According to the latest UN Intergovernmental Panel on Climate Change report, methane emissions have caused 0.5C of global heating since the Industrial Revolution, only slightly behind the 0.8C temperature rise caused by carbon dioxide.

Karoly says: “Methane is second only to carbon dioxide as the most important anthropogenic contributors to global warming. Increases in fossil methane emissions arising from fracking will increase global warming and should be banned in Australia, in my opinion.”

A CSIRO spokesperson said the fact sheets were requested by the NT government and aimed “to provide clear, factual and relevant scientific content to those communities potentially impacted by gas exploration and development activities” for the territory.

The statement said: “There is an inaccuracy in the printed version of the fact sheet.
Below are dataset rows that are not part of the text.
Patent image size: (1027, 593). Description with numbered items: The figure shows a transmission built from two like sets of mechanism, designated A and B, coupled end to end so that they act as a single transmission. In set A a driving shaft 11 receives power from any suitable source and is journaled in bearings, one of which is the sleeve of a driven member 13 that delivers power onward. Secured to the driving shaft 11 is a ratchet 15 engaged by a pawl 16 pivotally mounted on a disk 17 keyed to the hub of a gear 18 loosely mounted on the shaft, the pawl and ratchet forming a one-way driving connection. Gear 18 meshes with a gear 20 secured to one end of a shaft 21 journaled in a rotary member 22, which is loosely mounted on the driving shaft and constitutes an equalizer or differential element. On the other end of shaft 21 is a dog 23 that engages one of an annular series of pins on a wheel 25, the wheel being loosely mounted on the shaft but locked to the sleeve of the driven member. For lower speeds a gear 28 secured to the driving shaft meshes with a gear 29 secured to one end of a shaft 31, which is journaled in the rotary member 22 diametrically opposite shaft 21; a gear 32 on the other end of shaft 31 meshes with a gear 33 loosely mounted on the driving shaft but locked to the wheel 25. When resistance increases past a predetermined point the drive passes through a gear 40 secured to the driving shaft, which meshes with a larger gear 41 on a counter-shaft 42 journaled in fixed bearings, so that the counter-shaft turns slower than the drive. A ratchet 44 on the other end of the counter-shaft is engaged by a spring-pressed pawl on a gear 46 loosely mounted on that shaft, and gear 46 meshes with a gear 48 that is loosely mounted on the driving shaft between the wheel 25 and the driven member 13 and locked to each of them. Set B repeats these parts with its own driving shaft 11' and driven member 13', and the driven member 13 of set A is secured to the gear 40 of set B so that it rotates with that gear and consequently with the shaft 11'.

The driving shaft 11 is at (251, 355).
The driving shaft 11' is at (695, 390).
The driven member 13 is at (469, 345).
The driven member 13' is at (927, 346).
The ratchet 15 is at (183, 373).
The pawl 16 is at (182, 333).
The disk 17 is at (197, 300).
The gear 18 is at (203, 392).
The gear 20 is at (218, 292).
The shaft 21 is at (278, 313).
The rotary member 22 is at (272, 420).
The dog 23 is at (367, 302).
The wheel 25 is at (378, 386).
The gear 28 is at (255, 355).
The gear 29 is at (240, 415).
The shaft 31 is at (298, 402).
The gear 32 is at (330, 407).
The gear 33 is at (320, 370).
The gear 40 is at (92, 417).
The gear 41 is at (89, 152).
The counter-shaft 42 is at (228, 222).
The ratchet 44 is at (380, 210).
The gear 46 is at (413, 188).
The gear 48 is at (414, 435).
It should say ‘Also, methane is a greenhouse gas and plays a role in climate change’. This will be corrected.”

Fact sheets reworked into audio files for Aboriginal communities had not made the same error, the statement said.

Not ‘however’

On another fact sheet about “Methane gas in the Northern Territory”, an FAQ section says methane “can cause a warming of the air and atmosphere.” For can, read: does.

The fact sheet adds: “Methane gas is a more powerful greenhouse gas than carbon dioxide, however, it is in smaller amounts in the atmosphere (about 400 times less abundant).”

Methane causes 86 times as much warming as CO2 per molecule over a 20-year timeframe (or 28 times if you calculate its warming potential over 100 years).

However, telling people methane is 400 times less abundant, without telling them what that means, risks either adding to their confusion or leading them to think its potency is “however” cancelled out by its scarcity.

Not mentioned in the fact sheet is that most of the global heating from drilling for gas comes when it is sold and burned. That’s most of that 1.3bn tonnes.

Dud on batteries

Earlier this week, the federal opposition leader, Peter Dutton, asked “how the lights stay on over night-time” in a future electricity grid where coal plants close and the gas supply gets disrupted.

“What is going to firm up renewables? The battery in South Australia lasts for 75 minutes,” he said.

Dutton is referring to the Hornsdale Power Reserve – a big battery using Tesla technology, owned and operated by French company Neoen.

But Dutton’s claim is misleading because the battery was never designed to discharge all at once (the 75 minutes was also based on the battery’s 100MW capacity before a 50MW expansion last year).

Neoen commissioned Aurecon to write technical reports on the battery’s performance. The battery was used to respond quickly to changes in the grid and to maintain stability, the reports said.

Dr Roger Dargaville, an expert on energy systems at Monash University, says the HPR was there “to provide short sharp responses” to electricity demand and was not designed as a bulk backup.

Solar and wind can provide power during night-time hours or times of low wind if they’re linked to storage, such as batteries or pumped hydro plants.

Solar and wind energy that’s built with storage is already cheaper than building new coal and gas plants, Dargaville says. “At current coal and gas prices, it’s even cheaper than running an existing fossil fuel plant.”

Dargaville argues that, had the HPR been in place before storms sparked a 2016 statewide blackout, “it might have been able to keep the grid alive”.